The role of Indonesian foreign policy has been criticized,
particularly by members of the House of Representatives, for
being reactive.
Legislators complain about the fact that Indonesia is often
overly silent in responding to criticism from abroad,
particularly over the East Timor issue.
The former Portuguese colony of East Timor became Indonesia's
27th province in 1976. The United Nations, however, still
recognizes Lisbon as the administrative power there and
categorizes East Timor as a non-self-determining territory.
At the opening of a photo exhibition on 50 years of Indonesian
diplomacy on Friday, Alatas strongly encouraged approaches which
develop arguments and ideas to rebuff accusations from abroad.
"In other words, a more assertive and proactive attitude is
demanded from our diplomacy by leaving behind our habits of being
silent and avoiding defensive, reactive diplomacy," Alatas said.
He acknowledged that such an attitude was not easy to adopt.
The motive behind his call for a more assertive proactive role,
he said, was a combination of both the challenges of global
change and the diplomats' own lack of assertiveness in the past.

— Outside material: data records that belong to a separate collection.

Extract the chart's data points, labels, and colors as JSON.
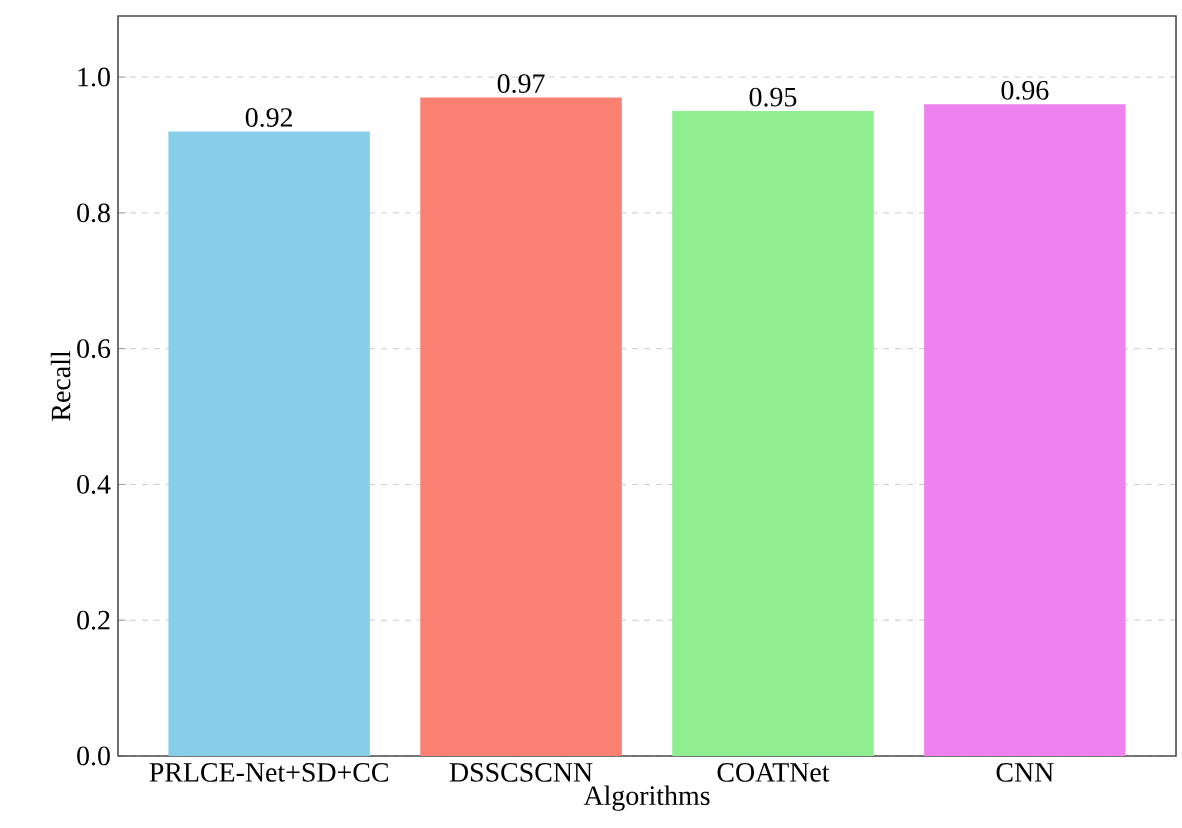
{
  "chart_data": {
    "type": "bar",
    "xlabel": "Algorithms",
    "ylabel": "Recall",
    "categories": [
      "PRLCE-Net+SD+CC",
      "DSSCSCNN",
      "COATNet",
      "CNN"
    ],
    "values": [
      0.92,
      0.97,
      0.95,
      0.96
    ],
    "colors": [
      "#87ceeb",
      "#fa8072",
      "#90ee90",
      "#ee82ee"
    ],
    "ylim": [
      0,
      1.09
    ],
    "yticks": [
      {
        "value": 0,
        "label": "0.0"
      },
      0.2,
      0.4,
      0.6,
      0.8,
      {
        "value": 1,
        "label": "1.0"
      }
    ],
    "grid": "y",
    "data_labels": true
  }
}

"At times I do have to keep pushing our diplomats to become
more active," Alatas remarked.
He has often personally responded or rebuffed press articles
which he considers untrue or groundless concerning himself or
Indonesia.
Earlier this year Alatas responded to a column by Fretilin
separatist leader Ramos Horta in the Far Eastern Economic Review,
which attributed Alatas' failure to become UN Secretary General
to the East Timor issue.
Alatas, a former journalist, responded that Horta was
"dreaming in the daylight."
Apart from articulating Jakarta's position, the foreign
minister yesterday also urged the country's foreign policy
practitioners and thinkers to actuate a role for Indonesia in the
post-Cold War era.
He stressed the importance of not just analyzing a world
undergoing political transformation, but also the need to
interpret the role Indonesia can play in such a world.
"I would like our diplomats and those who are at home, rather
than analyzing, become proactive and project Indonesia's role in
it and then to express those ideas," he said.
According to Alatas, new challenges facing Indonesia are now
coming from Non-Governmental Organizations (NGO) and thus efforts
must also be directed to anticipate them.
"The fact that NGOs now play an increased role throughout the
world, not just Indonesia, is a new symptom in the international
sphere," he said.
Meanwhile the foreign ministry yesterday also issued a
statement expressing its grief over the death of United States'
Special Envoy to the former Yugoslavia, Robert Frasure, who died
in a vehicle accident on the way to Sarajevo.